Outra forma de se esconder mensagens era a esteganografia, do grego “escrita escondida”. Esteganografia é o estudo e uso das técnicas para ocultar a existência de uma mensagem dentro de outra. Em outras palavras, esteganografia é o ramo particular da criptologia que consiste em fazer com que uma forma escrita seja camuflada em outra a fim de mascarar o seu verdadeiro sentido. O primeiro registro do termo data de 1499 no livro Steganographia de Johannes Trithemius, um tratado sobre criptografia e esteganografia escrito por ele e disfarçado como um livro de magia. Geralmente mensagens esteganografadas parecerão ser qualquer coisa, menos uma mensagem como por exemplo imagens, listas de compras ou mesmo uma folha em branco, exemplos clássicos de esteganografia eram o uso de tinta invisível, micropontos, arranjo de caracteres ou o método descrito por Herodotus onde a cabeça de um escravo era raspada, a mensagem tatuada no couro cabeludo e então o cabelo voltava a crescer, escondendo o texto em código.
Hoje existem métodos extremamente avançados para a detecção de esteganogramas e criptogramas e para desenvolver chaves para se quebrarem as mensagens e encontrarem o texto original. Praticamente todas elas já foram usadas com o Manuscrito Voynich, mas nenhuma chegou perto de quebrá-lo.

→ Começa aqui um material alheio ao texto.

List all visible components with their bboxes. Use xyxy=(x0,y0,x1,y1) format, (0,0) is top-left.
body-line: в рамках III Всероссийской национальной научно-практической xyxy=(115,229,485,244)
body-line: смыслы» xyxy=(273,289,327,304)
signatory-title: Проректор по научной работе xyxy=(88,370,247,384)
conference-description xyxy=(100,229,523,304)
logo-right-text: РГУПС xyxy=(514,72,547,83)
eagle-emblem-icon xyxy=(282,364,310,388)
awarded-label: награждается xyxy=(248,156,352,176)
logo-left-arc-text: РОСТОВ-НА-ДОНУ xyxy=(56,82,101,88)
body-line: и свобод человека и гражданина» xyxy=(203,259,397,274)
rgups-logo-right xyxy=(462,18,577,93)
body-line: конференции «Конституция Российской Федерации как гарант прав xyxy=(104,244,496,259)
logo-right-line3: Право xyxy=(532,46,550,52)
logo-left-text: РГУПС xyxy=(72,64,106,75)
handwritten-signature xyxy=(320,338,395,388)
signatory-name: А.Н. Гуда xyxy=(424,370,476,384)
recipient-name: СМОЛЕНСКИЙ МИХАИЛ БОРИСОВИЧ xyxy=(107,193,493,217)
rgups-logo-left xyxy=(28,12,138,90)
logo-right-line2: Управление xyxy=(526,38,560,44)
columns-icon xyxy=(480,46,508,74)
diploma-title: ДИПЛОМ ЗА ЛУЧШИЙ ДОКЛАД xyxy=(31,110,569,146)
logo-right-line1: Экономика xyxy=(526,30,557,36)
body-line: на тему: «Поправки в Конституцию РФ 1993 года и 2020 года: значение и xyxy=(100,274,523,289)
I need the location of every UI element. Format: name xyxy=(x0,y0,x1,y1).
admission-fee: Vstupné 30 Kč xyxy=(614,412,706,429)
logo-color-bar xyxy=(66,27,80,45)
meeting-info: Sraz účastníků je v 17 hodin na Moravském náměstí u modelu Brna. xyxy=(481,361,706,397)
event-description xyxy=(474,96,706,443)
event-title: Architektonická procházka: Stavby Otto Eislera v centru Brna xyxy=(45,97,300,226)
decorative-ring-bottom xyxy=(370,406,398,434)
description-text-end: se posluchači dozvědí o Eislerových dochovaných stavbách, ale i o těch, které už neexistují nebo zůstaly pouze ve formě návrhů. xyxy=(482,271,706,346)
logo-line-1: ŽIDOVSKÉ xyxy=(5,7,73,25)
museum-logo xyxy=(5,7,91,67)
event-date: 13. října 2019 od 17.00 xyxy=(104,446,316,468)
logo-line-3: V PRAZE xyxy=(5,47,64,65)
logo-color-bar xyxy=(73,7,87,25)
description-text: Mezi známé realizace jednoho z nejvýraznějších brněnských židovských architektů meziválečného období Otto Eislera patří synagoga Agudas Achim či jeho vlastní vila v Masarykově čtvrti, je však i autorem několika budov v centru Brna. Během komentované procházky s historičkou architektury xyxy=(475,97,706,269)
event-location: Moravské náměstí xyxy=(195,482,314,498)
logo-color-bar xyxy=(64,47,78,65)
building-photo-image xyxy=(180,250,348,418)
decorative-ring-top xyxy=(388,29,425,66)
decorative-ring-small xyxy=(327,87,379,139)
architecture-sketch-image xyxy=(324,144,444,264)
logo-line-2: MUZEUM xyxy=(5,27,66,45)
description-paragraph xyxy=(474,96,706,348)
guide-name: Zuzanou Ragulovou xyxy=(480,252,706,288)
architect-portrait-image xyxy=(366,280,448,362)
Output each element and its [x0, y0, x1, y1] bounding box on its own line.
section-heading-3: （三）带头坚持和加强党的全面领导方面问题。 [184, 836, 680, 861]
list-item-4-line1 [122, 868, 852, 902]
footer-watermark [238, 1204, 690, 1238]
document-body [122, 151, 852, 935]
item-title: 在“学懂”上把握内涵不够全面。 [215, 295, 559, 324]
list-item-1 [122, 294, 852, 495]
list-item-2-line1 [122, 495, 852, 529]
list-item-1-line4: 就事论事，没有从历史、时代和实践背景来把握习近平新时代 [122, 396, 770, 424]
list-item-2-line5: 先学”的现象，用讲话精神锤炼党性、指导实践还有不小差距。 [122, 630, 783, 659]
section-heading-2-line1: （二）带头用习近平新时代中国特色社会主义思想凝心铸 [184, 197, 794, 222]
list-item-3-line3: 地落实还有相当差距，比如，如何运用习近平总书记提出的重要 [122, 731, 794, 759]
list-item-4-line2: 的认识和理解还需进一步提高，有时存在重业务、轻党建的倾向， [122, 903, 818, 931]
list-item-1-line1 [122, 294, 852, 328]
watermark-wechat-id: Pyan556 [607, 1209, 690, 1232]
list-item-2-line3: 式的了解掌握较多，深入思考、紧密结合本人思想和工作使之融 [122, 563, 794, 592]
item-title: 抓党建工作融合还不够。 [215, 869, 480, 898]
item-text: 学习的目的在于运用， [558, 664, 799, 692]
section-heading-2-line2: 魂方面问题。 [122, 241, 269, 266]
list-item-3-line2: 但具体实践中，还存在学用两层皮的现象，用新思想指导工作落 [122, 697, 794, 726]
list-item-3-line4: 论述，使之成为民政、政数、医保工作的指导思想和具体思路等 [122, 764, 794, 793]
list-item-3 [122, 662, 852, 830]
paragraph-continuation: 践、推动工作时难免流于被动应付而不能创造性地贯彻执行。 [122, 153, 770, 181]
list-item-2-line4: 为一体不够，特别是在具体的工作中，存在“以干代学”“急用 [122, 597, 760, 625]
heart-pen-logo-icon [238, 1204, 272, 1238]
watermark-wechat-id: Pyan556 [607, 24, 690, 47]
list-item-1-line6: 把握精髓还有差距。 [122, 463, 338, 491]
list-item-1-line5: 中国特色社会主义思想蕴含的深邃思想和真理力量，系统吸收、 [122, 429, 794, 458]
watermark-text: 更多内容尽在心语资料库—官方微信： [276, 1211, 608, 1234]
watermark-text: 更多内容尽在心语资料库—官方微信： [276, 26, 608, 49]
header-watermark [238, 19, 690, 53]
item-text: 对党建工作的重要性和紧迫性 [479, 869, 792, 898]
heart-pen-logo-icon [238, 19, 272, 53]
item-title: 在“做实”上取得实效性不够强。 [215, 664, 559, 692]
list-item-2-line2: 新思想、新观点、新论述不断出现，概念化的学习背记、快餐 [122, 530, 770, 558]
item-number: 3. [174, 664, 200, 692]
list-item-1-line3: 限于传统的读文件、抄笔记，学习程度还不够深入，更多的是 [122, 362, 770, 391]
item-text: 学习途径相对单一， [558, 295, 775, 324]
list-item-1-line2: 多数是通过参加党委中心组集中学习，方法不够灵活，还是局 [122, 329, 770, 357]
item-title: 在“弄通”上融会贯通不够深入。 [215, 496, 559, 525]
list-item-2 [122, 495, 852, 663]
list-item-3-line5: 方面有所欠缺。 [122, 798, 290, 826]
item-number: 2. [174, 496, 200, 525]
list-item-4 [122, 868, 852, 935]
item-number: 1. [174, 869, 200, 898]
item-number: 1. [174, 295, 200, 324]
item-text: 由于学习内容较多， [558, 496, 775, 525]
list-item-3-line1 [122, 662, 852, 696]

Assim muitos estudos começaram a ser realizados sobre as origens do manuscrito numa tentativa de conseguir ir além do código que o encerra.
Notas:
[1] Glifo em tipografia, é uma figura que dá um tipo de característica particular a um símbolo específico. Um glifo é um elemento da escrita. Dois ou mais glifos que correspondam ao mesmo símbolo (i.e. carácter, se permutáveis ou dependentes de contexto, são chamados alógrafos; um glifo é uma manifestação da unidade mais abstracta carácter. Glifos também podem ser ligaduras tipográficas que são caracteres compostos ou diacríticos.